By David Love, Quiver Editor

Posted: 3 weeks, 1 day ago // Sept. 6, 2023 8:01 p.m. UTC

On Wednesday, Wall Street witnessed a decline in stock values, predominantly spurred by the apprehensions of persistent inflation and the prospective continuation of high interest rates, intensified by unexpected developments in the services sector. A significant contributor to the plummet was a slump in shares of tech giant, Apple Inc., reacting to China's new policy banning the use of iPhones by central government officials. The Institute for Supply Management (ISM) revealed an unanticipated rise in its non-manufacturing Purchasing Managers' Index, escalating to 54.5 last month, surpassing the expected 52.5. Concurrently, the price metric reflecting the expenditure by service-sector businesses on inputs soared, evoking a reaction in the traders’ expectations concerning the Federal Reserve's stance on interest rate alterations, as evidenced by the CME FedWatch Tool.

Carol Schleif of BMO Family Office critically noted investors' inability to adeptly interpret post-pandemic economic cues, as reflected in the stronger-than-predicted ISM services data. Despite the prevailing hope for imminent rate cuts, the data evidently underscores a resilient economy coupled with a stubborn inflation rate that isn't diminishing as swiftly as anticipated for the Federal Reserve to initiate rate reductions in the near term. Boston Fed President, Susan Collins, emphasized the necessity for prudent deliberations on forthcoming monetary policy decisions, echoing the sentiments of cautious advancement in the financial sector.

Highlighting the specifics of the market's behavior, the Dow Jones Industrial Average plummeted by 0.68%, settling at 34,406.42 points, while the S&P 500 decreased by 0.89% amounting to 4,456.74 points. Furthermore, the Nasdaq Composite experienced a significant dip, losing 1.28% of its value, equivalent to 179.32 points, reducing to 13,841.63. The technology sector bore the brunt of the decline, with a notable 1.6% drop, while defensive utilities managed a marginal 0.1% increase. The pronounced decline in Apple's stock value, by 3.7%, was a result of China's recent directive prohibiting the utilization of foreign-branded devices, including iPhones, by central government officials. Other influential companies, such as Tesla, Amazon, and Nvidia, also faced depreciations ranging from 1.6% to 3.8%, further influenced by escalating yields in U.S. Treasuries following the release of the economic data.

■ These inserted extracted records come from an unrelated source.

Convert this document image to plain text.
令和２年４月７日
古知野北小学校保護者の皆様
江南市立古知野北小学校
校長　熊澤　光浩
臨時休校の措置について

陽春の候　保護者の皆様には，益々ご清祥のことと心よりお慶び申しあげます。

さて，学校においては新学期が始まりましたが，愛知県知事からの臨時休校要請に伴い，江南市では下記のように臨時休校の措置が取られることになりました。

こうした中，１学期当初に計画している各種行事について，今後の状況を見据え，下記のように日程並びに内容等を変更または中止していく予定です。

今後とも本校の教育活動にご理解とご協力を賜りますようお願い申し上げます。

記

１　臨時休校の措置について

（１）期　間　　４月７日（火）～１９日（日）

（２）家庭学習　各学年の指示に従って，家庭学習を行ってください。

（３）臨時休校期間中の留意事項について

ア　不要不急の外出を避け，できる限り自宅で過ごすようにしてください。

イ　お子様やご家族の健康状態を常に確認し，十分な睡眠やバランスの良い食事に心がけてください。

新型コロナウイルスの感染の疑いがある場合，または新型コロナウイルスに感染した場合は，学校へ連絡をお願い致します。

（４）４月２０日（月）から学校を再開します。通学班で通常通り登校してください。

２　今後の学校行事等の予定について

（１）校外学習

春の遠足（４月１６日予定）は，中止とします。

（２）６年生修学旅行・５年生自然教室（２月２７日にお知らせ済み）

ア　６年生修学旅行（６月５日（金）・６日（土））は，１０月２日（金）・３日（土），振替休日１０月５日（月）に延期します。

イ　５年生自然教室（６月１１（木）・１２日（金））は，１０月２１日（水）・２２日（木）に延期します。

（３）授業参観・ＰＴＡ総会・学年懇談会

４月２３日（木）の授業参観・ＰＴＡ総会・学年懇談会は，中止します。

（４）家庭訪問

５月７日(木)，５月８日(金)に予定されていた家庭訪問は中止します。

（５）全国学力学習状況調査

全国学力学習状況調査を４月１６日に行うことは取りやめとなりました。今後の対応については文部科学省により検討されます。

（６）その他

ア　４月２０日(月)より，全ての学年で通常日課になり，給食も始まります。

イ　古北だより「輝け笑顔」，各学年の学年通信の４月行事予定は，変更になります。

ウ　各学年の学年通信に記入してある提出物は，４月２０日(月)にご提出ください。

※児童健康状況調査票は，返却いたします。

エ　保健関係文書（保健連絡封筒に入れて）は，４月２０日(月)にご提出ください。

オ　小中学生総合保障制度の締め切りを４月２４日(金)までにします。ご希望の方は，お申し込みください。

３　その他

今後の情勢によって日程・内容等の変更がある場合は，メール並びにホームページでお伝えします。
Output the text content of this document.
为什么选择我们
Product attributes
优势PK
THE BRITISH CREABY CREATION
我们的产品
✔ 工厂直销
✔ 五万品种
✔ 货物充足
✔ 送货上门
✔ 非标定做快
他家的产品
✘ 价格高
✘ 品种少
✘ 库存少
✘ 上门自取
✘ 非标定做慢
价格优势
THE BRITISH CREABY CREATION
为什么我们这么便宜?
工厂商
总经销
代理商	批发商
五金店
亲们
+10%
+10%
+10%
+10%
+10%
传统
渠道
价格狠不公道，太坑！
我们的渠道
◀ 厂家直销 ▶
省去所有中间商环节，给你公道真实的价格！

In the midst of this, the Federal Reserve's "Beige Book" unveiled a moderate growth in the U.S. economy in the preceding weeks, with a subdued job growth and a decelerated inflation rate in most regions. However, an increasing trajectory in oil prices ignited concerns of sustained inflationary pressures, urging the Federal Reserve to retain its vigilant approach towards interest rates. Furthermore, Lockheed Martin saw a significant 4.5% drop in shares following the revision of its delivery forecast for F-35 jets. Meanwhile, Roku Inc. experienced a 1.9% surge after announcing a workforce reduction by approximately 10%, alongside a restriction on new recruitments. The prevailing market trends reflected a predominance of declining issues, outpacing the advancing ones on both the NYSE and Nasdaq.